Kore dizilerini izlemekten halk sıkıldı mı? Yoksa izleyiciler artık her biri bir saat veya daha uzun süren 16 bölümlük dizilere kendilerini adayamıyor mu?
Genel İzlenme Oranlarında Düşüş
Son zamanlarda pek çok dizi yerel reytinglerde %5 sınırını aşmakta zorlanıyor. Bunun en çarpıcı örneklerinden biri, başrollerinde yükselen yıldızlar Roh Jeong Eui ve Lee Chae Min’in yer aldığı ve başlangıçta büyük beklentiler yaratan ‘Crushology 101’ dizisi oldu. Ancak dizinin izlenme oranı %1’e bile ulaşamadı ve finalde %0 reyting aldığı bildirildi. Bu da dizinin vasat performansına dair internette büyük tartışmalara yol açtı.
İdol Gücü Artık Başarı Garanti Etmiyor
Bu, ünlü isimlerin başrolünde olmasına rağmen dizilerin başarısız olduğu ilk örnek değil. Lee Min Ho ve Kim Go Eun gibi dev isimlerin başrolünde yer aldığı ‘The King: Eternal Monarch’ bile beklentileri karşılayamadı. Lee Min Ho’nun Gong Hyo Jin ile birlikte rol aldığı son projesi de izleyicilerden “garip ve takip etmesi zor” yorumları alarak sönük bir performans gösterdi.
Ama Hâlâ Umut Var
Her şey kaybolmuş değil. Düşüşe rağmen bazı diziler hâlâ öne çıkmayı başarıyor. 2025’te ‘Buried Hearts’ ve ‘The Art of Negotiation’ %20’nin üzerinde izlenme oranları yakalayarak kaliteli hikayeler için hâlâ izleyici kitlesinin var olduğunu kanıtladı. Bu diziler genelde taze fikirleri, sürükleyici kurguları ve duygusal derinliğiyle dikkat çekiyor.

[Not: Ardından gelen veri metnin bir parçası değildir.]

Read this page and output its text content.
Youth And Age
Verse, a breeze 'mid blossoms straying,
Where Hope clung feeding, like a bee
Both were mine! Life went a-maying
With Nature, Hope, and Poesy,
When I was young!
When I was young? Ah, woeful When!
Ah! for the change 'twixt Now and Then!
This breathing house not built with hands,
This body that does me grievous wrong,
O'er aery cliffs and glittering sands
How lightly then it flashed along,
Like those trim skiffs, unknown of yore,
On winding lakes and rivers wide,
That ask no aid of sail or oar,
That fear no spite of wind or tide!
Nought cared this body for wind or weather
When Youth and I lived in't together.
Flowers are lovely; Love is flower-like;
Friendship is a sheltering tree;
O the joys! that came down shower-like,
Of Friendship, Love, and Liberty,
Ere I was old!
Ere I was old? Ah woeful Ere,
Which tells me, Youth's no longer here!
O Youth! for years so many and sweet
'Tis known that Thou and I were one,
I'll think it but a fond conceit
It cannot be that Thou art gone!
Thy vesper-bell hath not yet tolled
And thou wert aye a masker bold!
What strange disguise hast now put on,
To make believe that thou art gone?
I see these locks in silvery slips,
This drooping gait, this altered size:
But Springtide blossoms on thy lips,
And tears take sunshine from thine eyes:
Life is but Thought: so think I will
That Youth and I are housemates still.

Eksik Olan Yaratıcılık mı?
Birçok kişi, son dönemdeki dizilerin yaratıcı bakış açısında eksiklik olup olmadığını sorgulamaya başladı. Birbirinin tekrarı gibi hissettiren, eski konuları yeniden ısıtan yapımlar çoğaldıkça izleyiciler heyecanla yeni bölüm beklemek yerine dizileri yarıda bırakıp ilgilerini kaybediyor.
Uluslararası yayın platformları ve kısa video formatları ile varyete programları gibi diğer eğlence seçeneklerinin rekabeti arttıkça, K-dramalar için kritik bir dönemeç ortaya çıktı. Artık soru şu: Yapımcılar çağa ayak uydurup risk alacaklar mı yoksa güvenli formüllerde ısrar edip eski hikayeleri mi tekrar edecekler?